Set in a hospital during an unspecified civil disturbance, this 2007 short film explores an issue that’s even more current today — ending the lives of the critically ill.
Dr. Maureen Jefferson (BJ Harrison) has been keeping her ward together with “duct tape and caffeine” as she says, plus the help of her assistants Jerry (Jason Harder) and Dina (Kelley Doyle). That all changes when a soldier (Gardiner Millar) delivers an evacuation order — for the patients who can survive a bus trip. The rest — in other words, those in critical condition — will be left behind on their own.
The three medical professionals are sharply divided on what to do. Stay with the critical patients, knowing they’ll die anyway if the power goes off? Insist on putting them on the buses, where they can’t survive either? Pull the plug on them?
Jerry declares he’d want to be unplugged. Dina calls that murder, but Jerry believes the patients have come to be no more than machines performing biological functions. Still, Maureen has worked hard to care for them and can’t begin to think of just cutting it all off. As she sees it, that would be a violation of her oath.

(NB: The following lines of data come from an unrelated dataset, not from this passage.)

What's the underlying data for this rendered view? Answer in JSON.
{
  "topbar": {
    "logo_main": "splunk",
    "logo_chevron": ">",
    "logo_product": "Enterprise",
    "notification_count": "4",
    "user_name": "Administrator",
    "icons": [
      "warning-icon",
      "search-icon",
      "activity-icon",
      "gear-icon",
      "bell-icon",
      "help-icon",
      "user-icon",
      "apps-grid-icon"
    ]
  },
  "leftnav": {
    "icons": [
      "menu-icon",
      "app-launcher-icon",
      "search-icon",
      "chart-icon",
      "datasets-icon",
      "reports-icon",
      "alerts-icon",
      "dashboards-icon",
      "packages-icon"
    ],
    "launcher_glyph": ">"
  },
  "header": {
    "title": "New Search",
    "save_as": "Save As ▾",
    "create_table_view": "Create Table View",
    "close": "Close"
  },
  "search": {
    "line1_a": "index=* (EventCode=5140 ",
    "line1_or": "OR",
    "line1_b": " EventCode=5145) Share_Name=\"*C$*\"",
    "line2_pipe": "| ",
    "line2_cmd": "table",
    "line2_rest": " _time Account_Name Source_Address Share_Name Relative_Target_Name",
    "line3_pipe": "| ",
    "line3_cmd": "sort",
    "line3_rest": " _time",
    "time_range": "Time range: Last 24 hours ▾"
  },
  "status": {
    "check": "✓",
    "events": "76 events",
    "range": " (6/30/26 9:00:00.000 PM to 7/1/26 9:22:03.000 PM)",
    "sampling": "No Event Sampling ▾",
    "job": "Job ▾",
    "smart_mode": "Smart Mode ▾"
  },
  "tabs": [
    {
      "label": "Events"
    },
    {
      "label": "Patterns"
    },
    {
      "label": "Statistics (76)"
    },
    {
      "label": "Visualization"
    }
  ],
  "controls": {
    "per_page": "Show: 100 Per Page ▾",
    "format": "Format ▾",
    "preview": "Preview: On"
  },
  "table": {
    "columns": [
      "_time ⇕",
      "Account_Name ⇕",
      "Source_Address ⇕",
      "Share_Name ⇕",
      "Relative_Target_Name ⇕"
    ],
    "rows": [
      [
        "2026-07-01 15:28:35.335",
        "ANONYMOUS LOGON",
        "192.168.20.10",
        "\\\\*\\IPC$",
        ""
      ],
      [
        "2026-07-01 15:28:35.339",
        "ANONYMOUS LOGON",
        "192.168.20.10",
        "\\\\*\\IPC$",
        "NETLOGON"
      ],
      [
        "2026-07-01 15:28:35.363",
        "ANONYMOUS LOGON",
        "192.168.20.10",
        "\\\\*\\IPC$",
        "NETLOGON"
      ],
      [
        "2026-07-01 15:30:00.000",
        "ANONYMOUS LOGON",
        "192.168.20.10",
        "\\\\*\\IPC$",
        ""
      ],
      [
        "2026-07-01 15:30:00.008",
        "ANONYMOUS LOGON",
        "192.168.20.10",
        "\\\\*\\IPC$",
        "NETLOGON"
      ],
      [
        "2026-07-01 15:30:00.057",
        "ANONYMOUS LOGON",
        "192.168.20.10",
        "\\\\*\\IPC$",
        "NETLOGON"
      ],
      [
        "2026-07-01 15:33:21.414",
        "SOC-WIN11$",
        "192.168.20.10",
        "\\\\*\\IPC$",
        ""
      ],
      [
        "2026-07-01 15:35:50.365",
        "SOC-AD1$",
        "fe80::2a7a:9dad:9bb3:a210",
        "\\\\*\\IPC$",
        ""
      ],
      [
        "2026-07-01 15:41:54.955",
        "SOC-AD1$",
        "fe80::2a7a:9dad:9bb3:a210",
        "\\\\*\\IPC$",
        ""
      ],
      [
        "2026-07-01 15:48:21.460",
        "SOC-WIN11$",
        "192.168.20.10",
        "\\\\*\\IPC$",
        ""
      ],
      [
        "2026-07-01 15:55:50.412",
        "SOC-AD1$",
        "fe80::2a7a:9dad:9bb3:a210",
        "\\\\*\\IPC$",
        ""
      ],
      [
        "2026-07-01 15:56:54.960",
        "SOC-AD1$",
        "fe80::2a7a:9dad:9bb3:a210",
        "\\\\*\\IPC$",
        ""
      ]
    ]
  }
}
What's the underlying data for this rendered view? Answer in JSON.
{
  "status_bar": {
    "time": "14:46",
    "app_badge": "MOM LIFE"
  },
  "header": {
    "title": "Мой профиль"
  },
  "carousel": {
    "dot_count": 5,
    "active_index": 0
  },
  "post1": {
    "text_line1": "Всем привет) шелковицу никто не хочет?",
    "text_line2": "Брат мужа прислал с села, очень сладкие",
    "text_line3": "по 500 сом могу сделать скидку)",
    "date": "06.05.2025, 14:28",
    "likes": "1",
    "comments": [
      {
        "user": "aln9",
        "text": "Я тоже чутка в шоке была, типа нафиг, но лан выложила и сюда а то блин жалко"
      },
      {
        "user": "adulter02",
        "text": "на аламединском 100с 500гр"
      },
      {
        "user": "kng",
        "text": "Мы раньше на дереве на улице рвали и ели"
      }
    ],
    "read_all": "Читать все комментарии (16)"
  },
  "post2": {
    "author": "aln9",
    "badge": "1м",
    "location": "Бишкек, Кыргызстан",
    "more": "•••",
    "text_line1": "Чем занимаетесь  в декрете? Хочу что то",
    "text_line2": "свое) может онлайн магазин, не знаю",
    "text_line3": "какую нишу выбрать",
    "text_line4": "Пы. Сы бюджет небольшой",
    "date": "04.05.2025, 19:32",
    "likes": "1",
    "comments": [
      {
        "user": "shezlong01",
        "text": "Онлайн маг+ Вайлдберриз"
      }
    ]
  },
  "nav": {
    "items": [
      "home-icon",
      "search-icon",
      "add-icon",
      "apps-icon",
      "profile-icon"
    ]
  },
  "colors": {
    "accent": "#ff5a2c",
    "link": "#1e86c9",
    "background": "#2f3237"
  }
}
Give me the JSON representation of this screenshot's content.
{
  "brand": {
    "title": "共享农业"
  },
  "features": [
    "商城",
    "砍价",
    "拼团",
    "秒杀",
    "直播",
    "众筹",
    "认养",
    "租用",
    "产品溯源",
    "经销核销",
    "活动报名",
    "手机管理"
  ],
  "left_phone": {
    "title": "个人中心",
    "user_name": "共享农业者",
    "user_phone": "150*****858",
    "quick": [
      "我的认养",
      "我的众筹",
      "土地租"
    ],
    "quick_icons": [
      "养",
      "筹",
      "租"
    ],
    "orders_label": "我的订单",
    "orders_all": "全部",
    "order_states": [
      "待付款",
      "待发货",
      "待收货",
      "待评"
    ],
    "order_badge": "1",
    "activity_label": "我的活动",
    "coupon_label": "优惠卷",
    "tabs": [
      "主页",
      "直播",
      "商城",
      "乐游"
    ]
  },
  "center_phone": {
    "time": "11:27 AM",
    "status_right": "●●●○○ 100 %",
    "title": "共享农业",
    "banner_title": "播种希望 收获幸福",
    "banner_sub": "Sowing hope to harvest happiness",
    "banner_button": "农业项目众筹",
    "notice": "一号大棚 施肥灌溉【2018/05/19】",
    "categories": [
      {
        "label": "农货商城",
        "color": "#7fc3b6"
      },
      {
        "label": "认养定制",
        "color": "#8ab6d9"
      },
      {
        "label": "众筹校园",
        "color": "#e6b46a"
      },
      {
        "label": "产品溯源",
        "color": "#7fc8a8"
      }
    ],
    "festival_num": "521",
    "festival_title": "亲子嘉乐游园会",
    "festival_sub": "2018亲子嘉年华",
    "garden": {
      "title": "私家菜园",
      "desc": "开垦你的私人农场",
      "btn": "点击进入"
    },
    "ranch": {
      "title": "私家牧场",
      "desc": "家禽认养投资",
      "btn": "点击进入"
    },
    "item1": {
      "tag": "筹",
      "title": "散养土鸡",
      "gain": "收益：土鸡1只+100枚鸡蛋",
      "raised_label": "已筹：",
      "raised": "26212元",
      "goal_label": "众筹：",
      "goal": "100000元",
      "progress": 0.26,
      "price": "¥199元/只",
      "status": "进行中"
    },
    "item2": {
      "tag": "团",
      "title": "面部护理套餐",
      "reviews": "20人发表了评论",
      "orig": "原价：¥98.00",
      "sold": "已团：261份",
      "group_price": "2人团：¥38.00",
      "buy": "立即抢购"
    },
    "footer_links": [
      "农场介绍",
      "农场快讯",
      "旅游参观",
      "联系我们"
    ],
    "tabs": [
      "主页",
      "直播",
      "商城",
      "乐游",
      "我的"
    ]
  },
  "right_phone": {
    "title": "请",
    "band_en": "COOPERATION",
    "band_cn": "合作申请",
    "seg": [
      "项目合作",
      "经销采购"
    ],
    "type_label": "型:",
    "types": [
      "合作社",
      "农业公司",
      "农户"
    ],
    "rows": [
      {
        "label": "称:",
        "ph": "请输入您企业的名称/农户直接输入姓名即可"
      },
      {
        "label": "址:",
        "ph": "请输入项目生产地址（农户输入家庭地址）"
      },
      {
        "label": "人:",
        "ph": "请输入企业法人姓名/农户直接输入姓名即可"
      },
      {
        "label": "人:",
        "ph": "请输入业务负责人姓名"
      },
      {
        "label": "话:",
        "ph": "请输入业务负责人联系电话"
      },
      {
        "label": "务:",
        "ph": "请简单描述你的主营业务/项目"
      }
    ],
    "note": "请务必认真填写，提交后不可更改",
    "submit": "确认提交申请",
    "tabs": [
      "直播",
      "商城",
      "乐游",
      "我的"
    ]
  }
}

Her job is to save lives.
This film gives no answers, easy or otherwise, unless one is implied in the closing music. That makes the ending something less than satisfactory. I also found myself wondering who had given the inhumane, unlawful order to abandon the critical patients, and why the soldiers believed they had to carry it out. But that’s another issue. This film isn’t so much about the extreme situation as it is about death, something that comes to all of us.